Dari golongan kaum Tsamud sendiri, Allah Ta’ala mengutus seorang rasul bernama Nabi Soleh ‘alaihissalam. Beliau mengajak kaumnya untuk beribadah hanya kepada Allah semata dan meninggalkan peribadatan kepada berhala. Beliau juga memperingatkan tentang adzab yang ditimpakan Allah Ta’ala kepada kaum ‘Ad dengan hujan angin dan pasir panas. Beliau mengajak mereka untuk banyak bersyukur kepada Allah Ta’ala atas nikmat yang melimpah pada mereka, ditambah lagi bahwa Allah memberi ilham kepada mereka sehingga mereka bisa memahat gunung-gunung yang terjal menjadi tempat tinggal yang nyaman (Baca surat Al-A’Arof 07: 74).
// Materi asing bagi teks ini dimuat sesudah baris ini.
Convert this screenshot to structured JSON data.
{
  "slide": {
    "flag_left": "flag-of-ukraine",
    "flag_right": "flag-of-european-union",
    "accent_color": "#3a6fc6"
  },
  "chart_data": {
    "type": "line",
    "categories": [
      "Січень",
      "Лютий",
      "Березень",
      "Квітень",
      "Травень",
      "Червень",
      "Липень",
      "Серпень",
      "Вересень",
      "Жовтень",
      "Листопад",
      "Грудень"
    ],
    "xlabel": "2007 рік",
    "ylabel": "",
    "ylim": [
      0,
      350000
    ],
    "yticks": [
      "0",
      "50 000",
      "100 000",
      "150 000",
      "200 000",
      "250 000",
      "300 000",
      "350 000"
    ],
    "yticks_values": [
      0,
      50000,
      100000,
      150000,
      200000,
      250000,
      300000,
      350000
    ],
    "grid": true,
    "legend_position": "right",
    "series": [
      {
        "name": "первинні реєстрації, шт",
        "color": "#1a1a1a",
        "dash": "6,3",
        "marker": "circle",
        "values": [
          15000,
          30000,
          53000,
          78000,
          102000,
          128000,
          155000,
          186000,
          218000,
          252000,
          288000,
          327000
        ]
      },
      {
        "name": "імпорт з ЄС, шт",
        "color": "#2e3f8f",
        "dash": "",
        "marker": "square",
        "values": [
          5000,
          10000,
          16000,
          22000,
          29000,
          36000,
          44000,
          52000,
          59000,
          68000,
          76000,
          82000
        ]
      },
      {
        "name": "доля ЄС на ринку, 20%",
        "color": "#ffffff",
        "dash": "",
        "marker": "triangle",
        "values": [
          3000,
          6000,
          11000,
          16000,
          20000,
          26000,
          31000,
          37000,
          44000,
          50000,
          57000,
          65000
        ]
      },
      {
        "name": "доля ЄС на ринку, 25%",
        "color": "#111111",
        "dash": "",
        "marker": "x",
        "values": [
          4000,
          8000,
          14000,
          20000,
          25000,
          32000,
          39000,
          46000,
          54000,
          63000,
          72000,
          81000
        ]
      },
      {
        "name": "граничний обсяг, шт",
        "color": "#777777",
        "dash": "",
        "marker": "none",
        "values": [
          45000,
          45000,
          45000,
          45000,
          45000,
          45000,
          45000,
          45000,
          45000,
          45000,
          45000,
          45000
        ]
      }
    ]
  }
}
Saat ini di Lembah Rum yang juga disebut dengan Lembah Petra di Jordania dapat dilihat berbagai contoh karya pahat batu yang terbaik dari kaum ini.
SERUAN DAKWAH NABI SALEH ‘alaihissalam
Dalam menghadapi kaum Tsamud, Nabi Soleh ‘alaihissalam selalu mendapat hujatan dan ancaman dari kaumnya, bahkan sampai ancaman pembunuhan. Ketika Nabi Saleh ‘alaihissalam mendakwahkan mereka, Alloh Ta’ala mengabadikan perkataan mereka:
“Kaum Tsamud berkata: "Hai Saleh, Sesungguhnya kamu sebelum ini adalah seorang di antara Kami yang Kami harapkan, Apakah kamu melarang Kami untuk menyembah apa yang disembah oleh bapak-bapak Kami ? dan Sesungguhnya Kami betul-betul dalam keraguan yang menggelisahkan terhadap agama yang kamu serukan kepada kami." (QS. Hud 11: 62)
Di ayat yang lain mereka mengatakan:
“Mereka berkata: "Sesungguhnya kamu adalah salah seorang dari orang-orang yang kena sihir.” (QS. Asy-Syu’aro 26: 153)
Mereka menganggap bahwa ajakan Nabi Saleh ‘alaihissalam itu hanyalah bualan semata. Karena menurut mereka, hal ini menyelisihi apa yang sudah menjadi tradisi nenek moyang mereka dalam mengagungkan berhala.
UNTA BUNTING, MUKJIZAT YANG NYATA
Beberapa ahli tafsir mengatakan bahwa suatu ketika kamu Tsamud berkumpul di balai pertemuan. Kemudian datanglah Nabi Saleh ‘alaihissalam kepada mereka. Nabi Saleh ‘alaihissalam mengajak mereka untuk menyembah kepada Allah saja, disertai peringatan dan ancaman.
Maka, berkatalah kaumnya, “Apakah kamu bisa mengeluarkan dari batu sebesar ini (mereka berisyarat ke sebuah batu) seekor unta betina yang bunting lagi panjang dengan ciri begini dan begitu untuk kami?!” Nabi Saleh ‘alaihissalam ‘alaihissalam Menyahut,“Bagaimana tanggapan kalian jika aku bisa mengabulkan apa yang kalian minta? Apakah kalian akan beriman terhadap apa yang aku bawa dan membenarkan apa yang diriku diutus dengannya?” Mereka pun menjawab, “Ya.” Kemudian Nabi Saleh ‘alaihissalam melakukan sholat, lalu berdo’a kepada Allah agar mengabulkan permintaan mereka.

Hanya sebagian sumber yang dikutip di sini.